Green Day - Time Of Your Life.
Batuhan'nın numarasını girdim.
Çalıyor.. Çalıyor.. Çalıyor..
Cevap vermiyor lanet olasıca göt herif. İnsan dokunamadığı birini nasıl özleyebilir ki! Çok saçma saçma saçma.. Lanet olsun. Sesini duymaya ihtiyacım vardı. Özledim, sesini özledim.
Odama çıktım. Kendimi sırt üstü yatağımın üstüne attım. Gözlerimi kapattım. Aklıma bugün parkta olanlar geldi. Garip o ojeli çocuğu düşünmeden duramıyorum. Bana Bayan Siyah demesini, hafif olan tebessümünü, sanki birbirimiz için yaratılmışız gibi. Davranışları, düşünce şekli.. Ona bir süre daha ismimi söylemeyeceğim.
Telefonumun bildirim sesiyle gözlerimi açtım. Uyuya kalmışım.. Büyük bir telaş ile telefonuma uzandım. Saat sabahın 04.35'ı hangi mal mesaj atar ki? TURKCELL mi!! Bu ne ya.. Şaka mı yapıyorlar. Bu saatten sonrada uyuyamam artık. Yatağımdan kalkarak odamın içinde sigara paketimi arıyorum. Bütün çabalarımın sonunda buldum.

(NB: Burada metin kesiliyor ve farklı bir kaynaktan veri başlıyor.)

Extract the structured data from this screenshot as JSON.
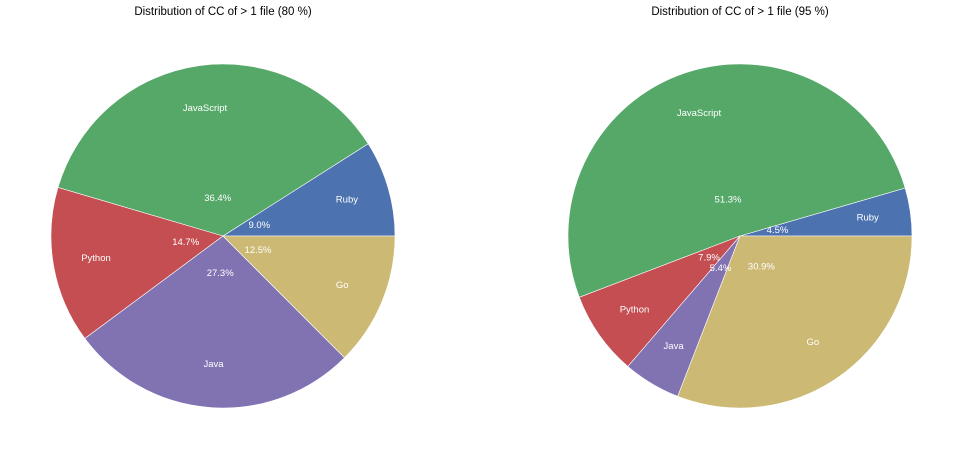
{
  "chart_data": [
    {
      "type": "pie",
      "title": "Distribution of CC of > 1 file (80 %)",
      "categories": [
        "Ruby",
        "JavaScript",
        "Python",
        "Java",
        "Go"
      ],
      "values": [
        9.0,
        36.4,
        14.7,
        27.3,
        12.5
      ],
      "value_labels": [
        "9.0%",
        "36.4%",
        "14.7%",
        "27.3%",
        "12.5%"
      ],
      "colors": [
        "#4c72b0",
        "#55a868",
        "#c44e52",
        "#8172b2",
        "#ccb974"
      ],
      "start_angle_deg": 0,
      "direction": "counterclockwise"
    },
    {
      "type": "pie",
      "title": "Distribution of CC of > 1 file (95 %)",
      "categories": [
        "Ruby",
        "JavaScript",
        "Python",
        "Java",
        "Go"
      ],
      "values": [
        4.5,
        51.3,
        7.9,
        5.4,
        30.9
      ],
      "value_labels": [
        "4.5%",
        "51.3%",
        "7.9%",
        "5.4%",
        "30.9%"
      ],
      "colors": [
        "#4c72b0",
        "#55a868",
        "#c44e52",
        "#8172b2",
        "#ccb974"
      ],
      "start_angle_deg": 0,
      "direction": "counterclockwise"
    }
  ]
}
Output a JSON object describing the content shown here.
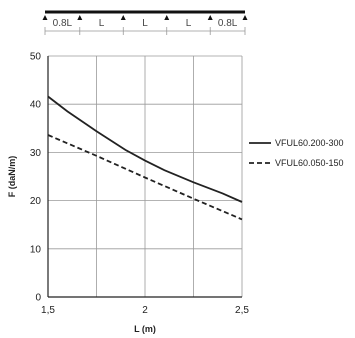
{
  "chart_data": {
    "type": "line",
    "xlabel": "L (m)",
    "ylabel": "F (daN/m)",
    "xlim": [
      1.5,
      2.5
    ],
    "ylim": [
      0,
      50
    ],
    "xticks": [
      1.5,
      2,
      2.5
    ],
    "xtick_labels": [
      "1,5",
      "2",
      "2,5"
    ],
    "yticks": [
      0,
      10,
      20,
      30,
      40,
      50
    ],
    "ytick_labels": [
      "0",
      "10",
      "20",
      "30",
      "40",
      "50"
    ],
    "grid": true,
    "legend_position": "right",
    "series": [
      {
        "name": "VFUL60.200-300",
        "style": "solid",
        "color": "#222222",
        "x": [
          1.5,
          1.6,
          1.75,
          1.9,
          2.0,
          2.1,
          2.25,
          2.4,
          2.5
        ],
        "y": [
          41.6,
          38.5,
          34.4,
          30.5,
          28.3,
          26.3,
          23.8,
          21.5,
          19.7
        ]
      },
      {
        "name": "VFUL60.050-150",
        "style": "dashed",
        "color": "#222222",
        "x": [
          1.5,
          1.75,
          2.0,
          2.25,
          2.5
        ],
        "y": [
          33.6,
          29.3,
          24.8,
          20.4,
          16.1
        ]
      }
    ]
  },
  "span_diagram": {
    "labels": [
      "0.8L",
      "L",
      "L",
      "L",
      "0.8L"
    ],
    "relative_lengths": [
      0.8,
      1,
      1,
      1,
      0.8
    ]
  }
}
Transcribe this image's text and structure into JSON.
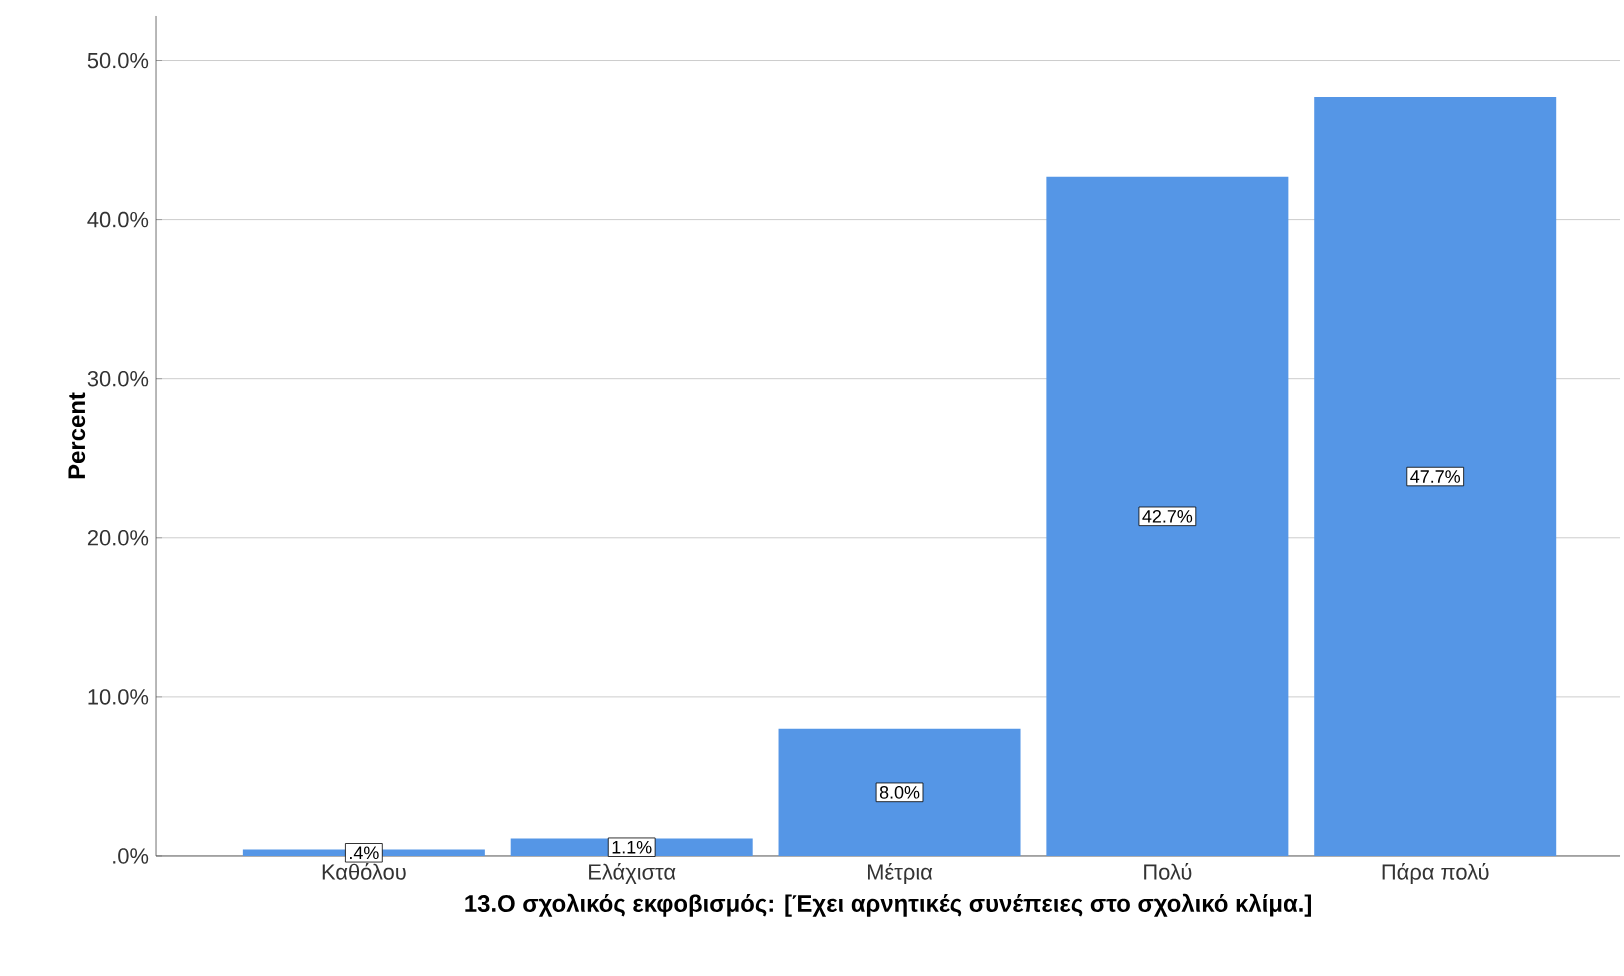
{
  "chart_data": {
    "type": "bar",
    "xlabel": "13.Ο σχολικός εκφοβισμός: [Έχει αρνητικές συνέπειες στο σχολικό κλίμα.]",
    "ylabel": "Percent",
    "categories": [
      "Καθόλου",
      "Ελάχιστα",
      "Μέτρια",
      "Πολύ",
      "Πάρα πολύ"
    ],
    "values": [
      0.4,
      1.1,
      8.0,
      42.7,
      47.7
    ],
    "value_labels": [
      ".4%",
      "1.1%",
      "8.0%",
      "42.7%",
      "47.7%"
    ],
    "color": "#5596e6",
    "ylim": [
      0,
      52.8
    ],
    "yticks": [
      {
        "value": 0,
        "label": ".0%"
      },
      {
        "value": 10,
        "label": "10.0%"
      },
      {
        "value": 20,
        "label": "20.0%"
      },
      {
        "value": 30,
        "label": "30.0%"
      },
      {
        "value": 40,
        "label": "40.0%"
      },
      {
        "value": 50,
        "label": "50.0%"
      }
    ],
    "grid": "y"
  }
}
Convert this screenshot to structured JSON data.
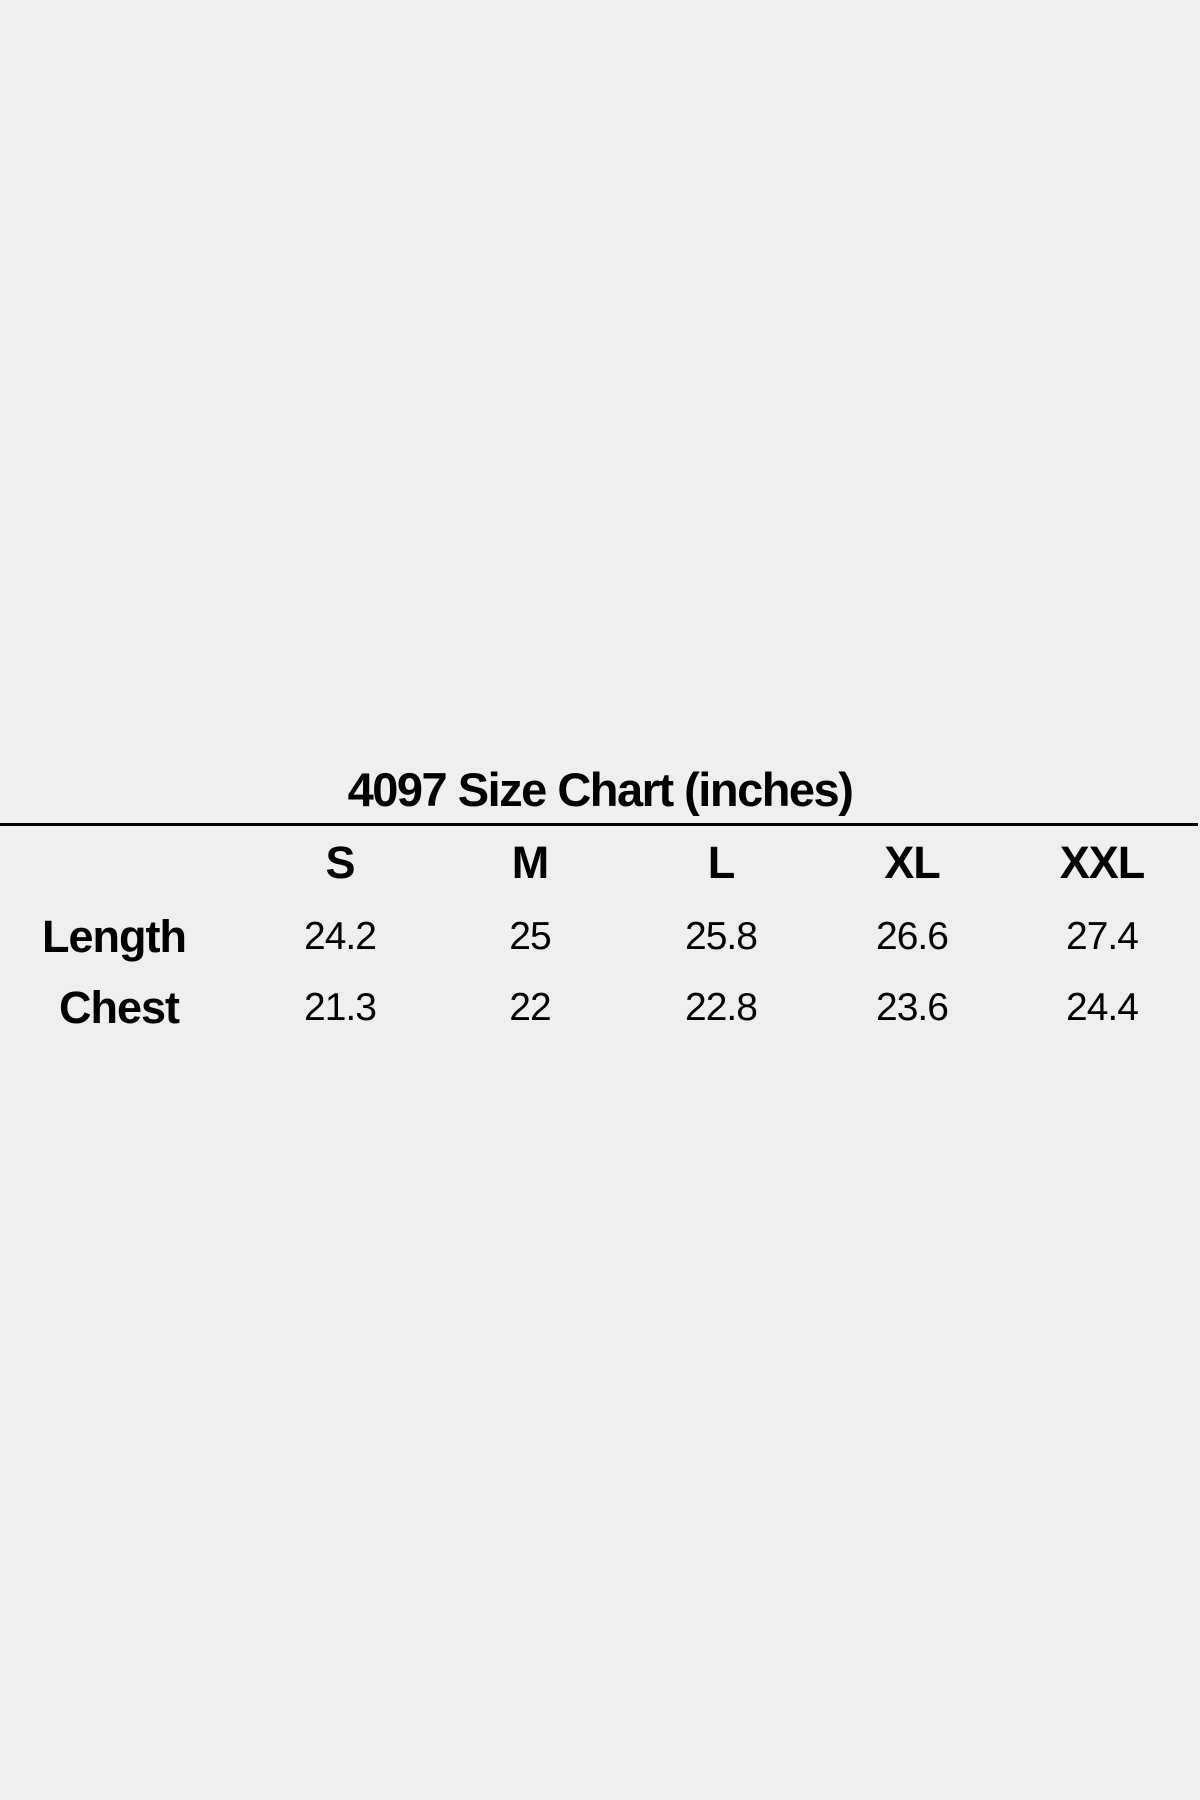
{
  "title": "4097 Size Chart (inches)",
  "sizes": [
    "S",
    "M",
    "L",
    "XL",
    "XXL"
  ],
  "rows": [
    {
      "label": "Length",
      "values": [
        "24.2",
        "25",
        "25.8",
        "26.6",
        "27.4"
      ]
    },
    {
      "label": "Chest",
      "values": [
        "21.3",
        "22",
        "22.8",
        "23.6",
        "24.4"
      ]
    }
  ]
}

Penceremin önüne geçip sigaramı yaktım. Dışarısı karanlık, her ne kadar evde durmak istemesem de hasta olmak istemiyorum. Hava soğuk sonuç itibariyle. Tabletime uzanıp rastgele bir şarkı açtım. Green Day - Time Of Your Life. Parktaki çocuğu düşünerek uyuduğuma inanamıyorum. Beni bu kadar etkilemesi fazla garip..
Uyuşuk ve uykulu bir şekilde odamı terk ettim. Alt katta ki banyoya girdim. Tişörtümü çıkardıktan sonra bileklerme baktım. Yavaş yavaş kabuk tutuyorlar..
Ilık bir duş aldıktan sonra odama çıkmadan saçlarımı kuruttum. Mutfağa geçip sütü dolaptan çıkardım. Sütü ısıtırken bir yandan da kaseye kırmızılı meyveliyi boşalttım. Bir kaşık ve kaseyi alıp odama çıktım. Üzerime dolaptan rastgele aldığım bir tişört ve tayt gecirdim.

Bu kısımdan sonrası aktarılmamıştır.